SUNY Oneonta Observatory at College Camp
- Organization: State University of New York at Oneonta
- Location: Oneonta, New York (USA)
- Coordinates: 42°29′50″N 75°03′37″W﻿ / ﻿42.497162°N 75.060235°W

Telescopes
- Main telescope: 1m (40") Newtonian reflector
- Secondary telescope 1: 16" Schmidt-Cassegrain
- Secondary telescope 2: 14" Schmidt-Cassegrain

= SUNY Oneonta College Observatory =

The SUNY Oneonta Observatory is an astronomical observatory in Oneonta, New York, home to the state's largest optical telescope and one of the largest publicly open east of the Mississippi, a one-meter (40 inch) Newtonian reflector constructed by JMI Telescopes of Lakewood, Colorado.
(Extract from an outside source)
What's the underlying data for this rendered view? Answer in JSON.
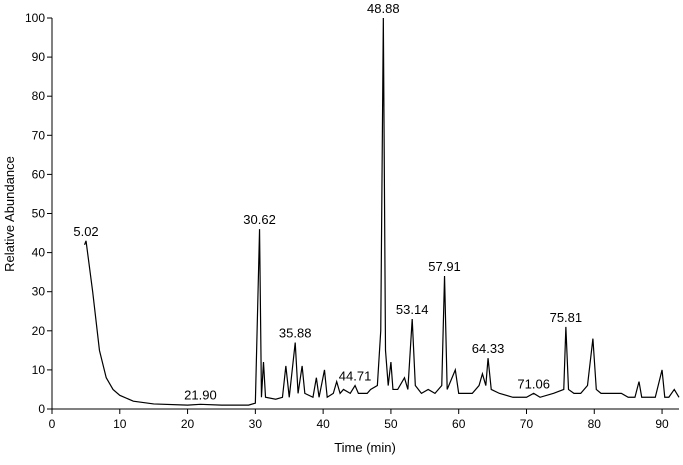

The JMI website quotes the cost of the telescope at $159,000. The JMI design is more cost-effective than other telescopes because of its Dobsonian mount and optical system. SUNY Oneonta acquired the telescope in 2006 for less than $150,000. After construction of a new dedicated observatory building, the telescope had a "first light" ceremony on May 30, 2009.

The observatory is located off the main campus of SUNY Oneonta at the Oneonta College Camp, and contains several instruments. There is a 16-inch Meade LX200 Schmidt-Cassegrain telescope (SCT) and a 14-inch Celestron CGE1400 Schmidt-Cassegrain telescope, each housed under separate domes and permanently mounted. Also available for observing are two 8-inch Celestron NexStar SCTs, a 10-inch Orion XT10 Dobsonian, an 11-inch Celestron CGE1100, and JMI RB-66 reverse binoculars. For data acquisition, students can use a research-grade SBIG STL-1001E CCD imaging system, a high-resolution SBIG spectrograph, and a photoelectric photometer. The college hosts regular public viewing sessions, generally on designated dates once a month year-round.